To help that issue, I added a feature to do the following:
$ ./parted_mkpart_calc.sh sda LVM ext4
Optionally, you can provide the partition name and type on the command line to get:
parted /dev/sda mkpart LVM ext4 2048s 2930276351s
as output. That's ready-to-go copy/paste material.
Finally, you can verify the correct alignment:
# parted /dev/sda align-check optimal 1
1 aligned
That's the proof, that calc worked ok.
Attempt 4: The simple way
It didn't take long, before I got my first comment on this article. It was simply: "Why didn't you use percentages?". What?

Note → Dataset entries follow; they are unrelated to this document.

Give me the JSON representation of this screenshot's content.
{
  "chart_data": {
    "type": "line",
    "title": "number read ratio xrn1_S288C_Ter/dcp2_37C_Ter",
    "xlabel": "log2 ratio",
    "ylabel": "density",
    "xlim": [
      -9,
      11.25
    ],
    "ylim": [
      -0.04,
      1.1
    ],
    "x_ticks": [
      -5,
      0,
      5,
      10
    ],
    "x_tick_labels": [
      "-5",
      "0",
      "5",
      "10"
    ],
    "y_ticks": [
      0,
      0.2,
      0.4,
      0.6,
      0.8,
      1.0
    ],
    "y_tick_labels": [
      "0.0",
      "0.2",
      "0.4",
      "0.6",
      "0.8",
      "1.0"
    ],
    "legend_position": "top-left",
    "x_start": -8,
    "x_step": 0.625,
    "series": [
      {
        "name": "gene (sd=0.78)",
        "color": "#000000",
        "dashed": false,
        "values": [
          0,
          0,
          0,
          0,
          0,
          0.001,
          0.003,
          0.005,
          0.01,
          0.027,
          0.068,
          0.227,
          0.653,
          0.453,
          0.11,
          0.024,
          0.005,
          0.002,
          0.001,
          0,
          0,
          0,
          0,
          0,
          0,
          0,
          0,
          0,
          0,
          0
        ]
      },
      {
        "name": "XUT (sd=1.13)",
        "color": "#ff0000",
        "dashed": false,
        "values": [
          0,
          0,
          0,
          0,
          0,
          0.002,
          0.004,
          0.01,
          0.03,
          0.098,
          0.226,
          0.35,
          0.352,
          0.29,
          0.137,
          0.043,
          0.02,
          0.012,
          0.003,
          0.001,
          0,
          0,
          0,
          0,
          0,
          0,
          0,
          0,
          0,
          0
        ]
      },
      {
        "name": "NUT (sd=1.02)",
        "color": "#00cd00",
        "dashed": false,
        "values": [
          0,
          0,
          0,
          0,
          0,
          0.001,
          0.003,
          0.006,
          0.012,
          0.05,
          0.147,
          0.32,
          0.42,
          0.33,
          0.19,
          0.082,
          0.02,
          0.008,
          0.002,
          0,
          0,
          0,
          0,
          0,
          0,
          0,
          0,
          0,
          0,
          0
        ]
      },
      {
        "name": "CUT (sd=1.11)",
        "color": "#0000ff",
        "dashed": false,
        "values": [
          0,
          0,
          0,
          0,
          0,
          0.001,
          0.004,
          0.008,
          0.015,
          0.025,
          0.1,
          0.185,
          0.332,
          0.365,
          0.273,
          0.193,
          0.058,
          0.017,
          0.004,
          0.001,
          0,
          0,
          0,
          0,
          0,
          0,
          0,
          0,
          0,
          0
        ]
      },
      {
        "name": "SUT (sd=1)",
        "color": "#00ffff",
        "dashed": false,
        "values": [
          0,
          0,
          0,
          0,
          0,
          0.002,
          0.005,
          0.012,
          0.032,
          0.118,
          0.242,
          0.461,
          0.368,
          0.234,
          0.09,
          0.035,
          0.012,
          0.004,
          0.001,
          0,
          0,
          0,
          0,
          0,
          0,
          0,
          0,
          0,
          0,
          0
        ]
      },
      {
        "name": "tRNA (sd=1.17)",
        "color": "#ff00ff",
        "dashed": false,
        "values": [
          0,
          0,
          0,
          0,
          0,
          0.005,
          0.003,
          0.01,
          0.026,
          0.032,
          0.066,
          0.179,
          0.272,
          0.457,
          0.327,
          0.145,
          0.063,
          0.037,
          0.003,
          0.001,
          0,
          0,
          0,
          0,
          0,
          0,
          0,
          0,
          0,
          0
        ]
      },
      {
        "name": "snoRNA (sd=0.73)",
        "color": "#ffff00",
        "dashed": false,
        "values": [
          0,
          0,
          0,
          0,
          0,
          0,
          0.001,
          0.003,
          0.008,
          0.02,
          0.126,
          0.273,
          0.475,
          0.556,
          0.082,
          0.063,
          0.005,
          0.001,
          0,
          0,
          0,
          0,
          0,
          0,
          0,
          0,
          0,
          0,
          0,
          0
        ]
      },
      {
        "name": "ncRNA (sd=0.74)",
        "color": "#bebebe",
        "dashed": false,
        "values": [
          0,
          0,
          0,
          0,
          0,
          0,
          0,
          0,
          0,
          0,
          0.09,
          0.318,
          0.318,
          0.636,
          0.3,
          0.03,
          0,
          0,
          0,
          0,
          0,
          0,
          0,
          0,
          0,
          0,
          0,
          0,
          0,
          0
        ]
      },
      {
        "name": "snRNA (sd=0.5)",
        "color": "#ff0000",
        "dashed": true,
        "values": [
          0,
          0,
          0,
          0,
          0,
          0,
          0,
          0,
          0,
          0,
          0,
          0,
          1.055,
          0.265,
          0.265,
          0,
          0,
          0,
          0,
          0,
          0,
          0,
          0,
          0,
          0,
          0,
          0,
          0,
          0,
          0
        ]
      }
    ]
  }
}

What percentages.
Example:
(parted) unit s
(parted) print
Model: ATA WDC WD1502FAEX-0 (scsi)
Disk /dev/sda: 2930277168s
Sector size (logical/physical): 512B/512B
Partition Table: gpt
Disk Flags:
Number Start End Size File system Name Flags
1 2048s 2930276351s 2930274305s LVM
(parted) rm 1
(parted) mkpart LVM ext4 0% 100%
(parted) print
Model: ATA WDC WD1502FAEX-0 (scsi)
Disk /dev/sda: 2930277168s
Sector size (logical/physical): 512B/512B
Partition Table: gpt
Number Start End Size File system Name Flags
1 2048s 2930276351s 2930274305s LVM
Using range 0% 100% will produce exactly the same results. Amazing!
So, parted knows the alignment and can use it, but not if you don't first do a rain dance and knock three times on a surface sprinkled with holy water.
Final Words
Why does Parted complain about mis-alignment, but offers no help at all? That's just plain stupid!
Of course, I should add the feature to the source code and offer the patch to FSF, but on the other hand. Naah. I don't want to waste any more energy on this madness.